How to Approach a Loved One or Colleague About Their Abusive Behaviour

It can be incredibly difficult to speak to someone you care about or work with about their behaviour, especially if you suspect it may be harmful or abusive. But raising the issue, even gently, could help them reflect, change course, or seek support and help. Silence, on the other hand, can allow abuse to continue unchecked.

This guide offers safe, respectful strategies for approaching someone whose behaviour concerns you without escalating the situation or putting others at risk.

Can you really tell someone they’re being abusive?

Yes, but it must be done carefully. Many people do not see themselves as abusive. They may feel misunderstood, defensive or ashamed. That’s why the way you approach the conversation matters.

The goal isn’t to accuse or attack. It’s to open a door for reflection, raise awareness, and let them know their behaviour is having an impact.

When is it appropriate to speak up?

  • If you’ve witnessed harmful or controlling behaviour directly
  • If someone has confided in you about mistreatment
  • If the behaviour is affecting others’ wellbeing (at home, at work, or socially)
  • If you’re concerned they may not realise the impact of their actions

In cases where violence is present or someone is in immediate danger, it’s best to prioritise safety and contact support services rather than confronting the person directly.

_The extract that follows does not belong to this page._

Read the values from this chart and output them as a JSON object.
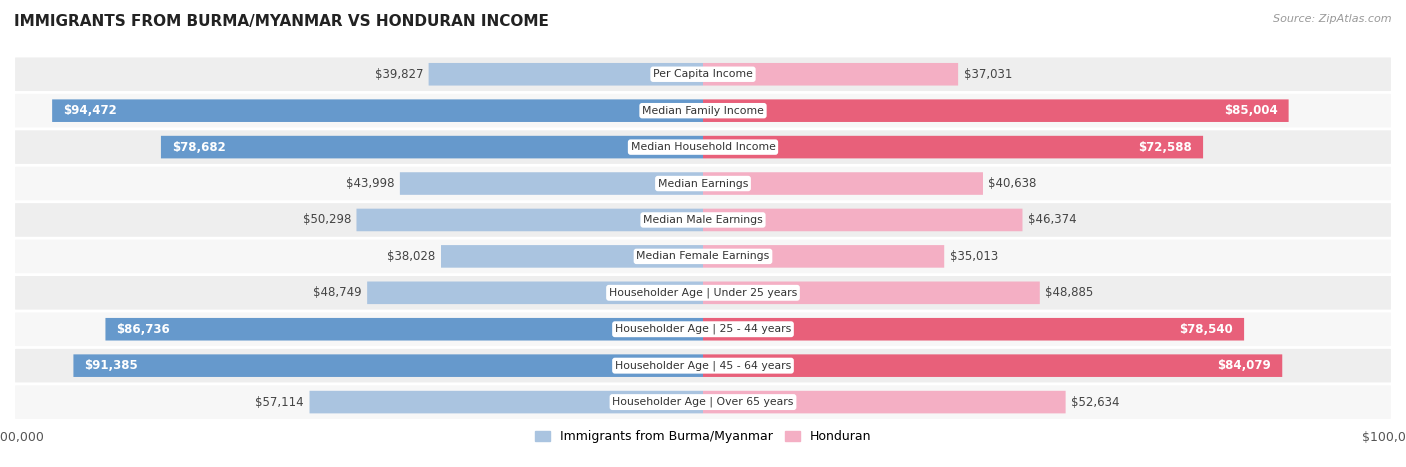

How to prepare for the conversation

Before you say anything:

  • Be clear about what you’ve seen and why it concerns you
  • Separate the person from their behaviour, focus on the impact, not their character
  • Choose a private, neutral space where you won’t be interrupted
  • Be prepared for denial, defensiveness, or anger
  • Know when to walk away if the conversation becomes unsafe

This is about planting a seed and encouraging change and seek support.

How to start the conversation

Start calmly. You might say:

  • “There’s something I’ve noticed that I’m really struggling with, and I care enough to bring it up.”
  • “I want to talk to you about something because I’m worried about how it might be affecting others.”
  • “I’m not here to judge you, but I’ve seen [specific behaviour] and I think it’s causing harm.”

Avoid labels like “abuser” they can lead to shutdown. Instead, describe actions and their impact.

Focus on the behaviour, not the person

Use “I” statements:

  • “I noticed you called your partner names in front of the children, it seemed to upset everyone.”
  • “When you speak to ‘colleague’ like that, it makes the team feel on edge.”

Avoid blame or generalisations like:

  • “You’re always controlling.”
  • “You’re just like your dad.”
  • “Everyone thinks you’re toxic.”

Keep the conversation centred on specific behaviour and how it affects others.

Be ready for a range of reactions

The person may:

  • Deny or minimise the behaviour (“It’s not that bad.”)
  • Blame others (“She drives me to it.”)
  • Justify it (“I was stressed.”)
  • React with anger or shut down

Stay calm. You don’t need to prove your point, you just need to make it clear that the behaviour isn’t acceptable and that help and support is available.

You can say:

  • “Even if that wasn’t your intention, the impact was real.”
  • “It’s not about blame, it’s about how this is affecting others.”

Offer a path forward

If the person seems open:

  • Encourage self-reflection: “Have you thought about how this might be affecting your relationship?”
  • Suggest support: “There are organisations that help people understand and change their behaviour, there’s nothing wrong with asking for help.”

They may not change right away, but a single conversation can start a longer process.

What if the person doesn’t want to change?

You can’t force someone to take accountability, but you can:

  • Set boundaries: “I’m not comfortable being around that behaviour.”
  • Protect others: Support anyone on the receiving end, without putting them in further danger
  • Seek advice: Call a domestic abuse helpline and seek advice.

It’s not your job to fix someone, but it is okay to speak up if something feels wrong.

It takes courage to challenge harmful behaviour in someone you care about. But silence allows abuse to continue. By approaching with compassion, honesty and a focus on change, you create space for reflection  and maybe even transformation.